Nvidia (NVDA) is slipping about -1.7% to the 179 level in early trading, despite the computer chip maker beating earnings on the top and bottom line in yesterday’s postmarket session.
The company reported adjusted earnings per share of $1.05 against estimates of $1.01, and $46.74B for revenue versus the Street’s estimate of $46.06B, additionally giving strong guidance that projected sales growth will remain above 50% for the next quarter.
Few companies can boast of a track record like Nvidia has shown in recent years, with yesterday marking the ninth consecutive quarter that year-over-year revenue exceeded 50%. Yesterday’s earnings unleashed a flurry of analyst price target hikes, including from Goldman Sachs, Citigroup, JP Morgan, Bank of America, Oppenheimer, and many more.
However, this quarter was the slowest time of growth since the A.I. boom took hold of the markets in mid-2023 and data center revenue came in light for the second quarter in a row.
An examination of the chart shows that price has faltered at an important area of prior resistance, which is where price repeatedly got stuck between 180 to 185 near the all-time highs.
The yearly Volume Profile study also shows a volume node at this general area near 180, signifying a heavy trading area that could once again be a potential congestion point.

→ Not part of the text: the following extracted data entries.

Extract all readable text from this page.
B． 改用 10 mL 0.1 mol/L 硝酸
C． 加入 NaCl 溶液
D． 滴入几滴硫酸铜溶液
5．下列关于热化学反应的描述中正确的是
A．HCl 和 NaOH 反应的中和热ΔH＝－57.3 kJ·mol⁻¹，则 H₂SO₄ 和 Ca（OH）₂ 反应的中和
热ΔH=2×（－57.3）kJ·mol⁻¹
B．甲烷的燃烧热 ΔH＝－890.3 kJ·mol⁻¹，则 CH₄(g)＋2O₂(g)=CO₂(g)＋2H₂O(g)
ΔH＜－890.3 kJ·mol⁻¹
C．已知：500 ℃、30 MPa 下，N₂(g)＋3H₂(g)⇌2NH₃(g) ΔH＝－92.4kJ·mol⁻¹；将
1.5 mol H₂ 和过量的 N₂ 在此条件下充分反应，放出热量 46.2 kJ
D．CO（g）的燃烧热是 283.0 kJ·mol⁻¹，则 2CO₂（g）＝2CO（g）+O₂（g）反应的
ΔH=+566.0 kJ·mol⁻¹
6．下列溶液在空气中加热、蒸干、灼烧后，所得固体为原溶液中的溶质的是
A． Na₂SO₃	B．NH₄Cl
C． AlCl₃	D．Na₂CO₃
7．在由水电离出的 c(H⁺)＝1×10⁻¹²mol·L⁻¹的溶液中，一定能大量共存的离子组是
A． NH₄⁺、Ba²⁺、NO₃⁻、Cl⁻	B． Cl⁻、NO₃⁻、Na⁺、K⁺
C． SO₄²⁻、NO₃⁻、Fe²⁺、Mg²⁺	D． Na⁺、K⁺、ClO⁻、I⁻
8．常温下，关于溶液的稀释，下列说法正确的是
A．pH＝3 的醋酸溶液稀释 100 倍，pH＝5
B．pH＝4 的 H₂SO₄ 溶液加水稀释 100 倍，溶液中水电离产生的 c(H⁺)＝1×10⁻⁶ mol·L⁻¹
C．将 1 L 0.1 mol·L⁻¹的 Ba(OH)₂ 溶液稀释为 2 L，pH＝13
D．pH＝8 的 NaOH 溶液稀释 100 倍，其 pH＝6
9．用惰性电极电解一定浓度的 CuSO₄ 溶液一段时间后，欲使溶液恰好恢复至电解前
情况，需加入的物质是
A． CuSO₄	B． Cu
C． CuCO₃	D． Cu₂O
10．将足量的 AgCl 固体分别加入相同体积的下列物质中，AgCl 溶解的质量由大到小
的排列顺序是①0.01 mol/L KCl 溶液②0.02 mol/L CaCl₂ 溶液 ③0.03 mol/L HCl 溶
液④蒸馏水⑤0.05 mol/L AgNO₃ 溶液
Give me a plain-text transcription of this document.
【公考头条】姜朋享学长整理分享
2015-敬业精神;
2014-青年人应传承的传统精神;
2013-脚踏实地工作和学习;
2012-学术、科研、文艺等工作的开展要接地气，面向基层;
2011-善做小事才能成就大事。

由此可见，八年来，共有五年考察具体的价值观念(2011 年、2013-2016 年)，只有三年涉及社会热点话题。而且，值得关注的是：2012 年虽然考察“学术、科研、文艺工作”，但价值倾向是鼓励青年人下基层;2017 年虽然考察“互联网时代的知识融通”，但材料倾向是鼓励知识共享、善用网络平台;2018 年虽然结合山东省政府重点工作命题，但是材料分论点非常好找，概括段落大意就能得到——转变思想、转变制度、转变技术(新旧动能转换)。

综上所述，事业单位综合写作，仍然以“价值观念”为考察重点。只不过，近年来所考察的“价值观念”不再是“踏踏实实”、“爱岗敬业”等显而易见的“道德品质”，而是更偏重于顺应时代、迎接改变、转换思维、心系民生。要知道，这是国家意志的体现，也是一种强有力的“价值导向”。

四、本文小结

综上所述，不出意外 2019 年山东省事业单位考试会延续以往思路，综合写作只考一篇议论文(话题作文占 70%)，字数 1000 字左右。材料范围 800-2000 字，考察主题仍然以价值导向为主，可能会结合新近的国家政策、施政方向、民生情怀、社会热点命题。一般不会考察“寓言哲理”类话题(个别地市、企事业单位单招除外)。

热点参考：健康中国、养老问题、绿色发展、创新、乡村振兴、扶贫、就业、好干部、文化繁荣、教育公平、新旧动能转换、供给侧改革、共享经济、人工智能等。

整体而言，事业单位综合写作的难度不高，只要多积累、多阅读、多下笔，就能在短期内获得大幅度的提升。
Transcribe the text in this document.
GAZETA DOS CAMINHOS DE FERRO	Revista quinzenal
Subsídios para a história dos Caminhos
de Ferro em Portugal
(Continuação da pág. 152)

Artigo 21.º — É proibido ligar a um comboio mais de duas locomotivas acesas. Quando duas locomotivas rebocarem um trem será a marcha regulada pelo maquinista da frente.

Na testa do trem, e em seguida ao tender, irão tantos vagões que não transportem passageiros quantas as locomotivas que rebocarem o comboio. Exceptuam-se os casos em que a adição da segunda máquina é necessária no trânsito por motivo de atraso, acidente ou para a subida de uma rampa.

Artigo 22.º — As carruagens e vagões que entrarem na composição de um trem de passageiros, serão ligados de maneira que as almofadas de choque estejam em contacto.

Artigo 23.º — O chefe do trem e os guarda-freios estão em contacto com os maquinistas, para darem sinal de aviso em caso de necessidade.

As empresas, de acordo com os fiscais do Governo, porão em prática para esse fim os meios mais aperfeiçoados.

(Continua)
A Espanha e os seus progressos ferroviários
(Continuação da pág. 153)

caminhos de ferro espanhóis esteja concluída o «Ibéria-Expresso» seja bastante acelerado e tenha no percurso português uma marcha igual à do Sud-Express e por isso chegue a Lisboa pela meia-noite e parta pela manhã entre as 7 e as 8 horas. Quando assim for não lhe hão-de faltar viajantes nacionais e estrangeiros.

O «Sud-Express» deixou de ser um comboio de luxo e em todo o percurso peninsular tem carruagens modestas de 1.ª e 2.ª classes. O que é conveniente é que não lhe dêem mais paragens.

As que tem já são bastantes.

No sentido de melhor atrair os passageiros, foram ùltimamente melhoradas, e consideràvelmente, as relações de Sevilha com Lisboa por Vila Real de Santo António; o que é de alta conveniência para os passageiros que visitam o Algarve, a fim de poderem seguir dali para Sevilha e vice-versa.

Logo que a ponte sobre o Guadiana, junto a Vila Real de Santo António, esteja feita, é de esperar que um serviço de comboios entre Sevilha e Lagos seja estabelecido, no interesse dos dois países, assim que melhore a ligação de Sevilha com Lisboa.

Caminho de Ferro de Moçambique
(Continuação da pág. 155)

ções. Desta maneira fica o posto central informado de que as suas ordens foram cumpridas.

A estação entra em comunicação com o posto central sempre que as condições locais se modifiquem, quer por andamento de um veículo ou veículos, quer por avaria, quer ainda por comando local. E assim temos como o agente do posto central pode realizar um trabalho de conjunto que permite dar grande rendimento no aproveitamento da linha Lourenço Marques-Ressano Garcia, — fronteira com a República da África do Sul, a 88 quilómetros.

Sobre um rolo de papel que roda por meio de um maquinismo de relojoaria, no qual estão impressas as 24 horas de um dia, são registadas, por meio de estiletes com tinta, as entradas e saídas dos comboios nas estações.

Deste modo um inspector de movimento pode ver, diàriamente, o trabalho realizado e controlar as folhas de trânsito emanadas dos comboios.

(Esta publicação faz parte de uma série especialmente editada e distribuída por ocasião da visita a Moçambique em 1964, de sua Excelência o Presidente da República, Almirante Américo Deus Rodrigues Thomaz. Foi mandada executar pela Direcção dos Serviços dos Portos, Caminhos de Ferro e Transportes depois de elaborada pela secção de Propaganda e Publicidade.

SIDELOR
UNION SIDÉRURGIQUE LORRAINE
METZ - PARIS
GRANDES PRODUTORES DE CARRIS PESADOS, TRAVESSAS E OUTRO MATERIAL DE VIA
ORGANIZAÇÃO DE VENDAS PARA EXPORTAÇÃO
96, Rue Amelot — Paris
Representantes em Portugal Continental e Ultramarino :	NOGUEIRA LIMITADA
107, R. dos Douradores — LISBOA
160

Downside support could be found at the 21-day Exponential Moving Average, which is just below 178, and the yearly +1 Standard Deviation Channel at about 175.50.
Volume Profile shows that trading activity dries up below the 170 level until about 165, which also lines up with the 63-EMA as well as the opening of a gap from Jul. 14 and the relative lows from Jul. 22, so this could be another key area to watch.
Going forward, the options market suggests the Sept. 19 monthly expiration could have a move of about +/- $18, which is a little over 10%.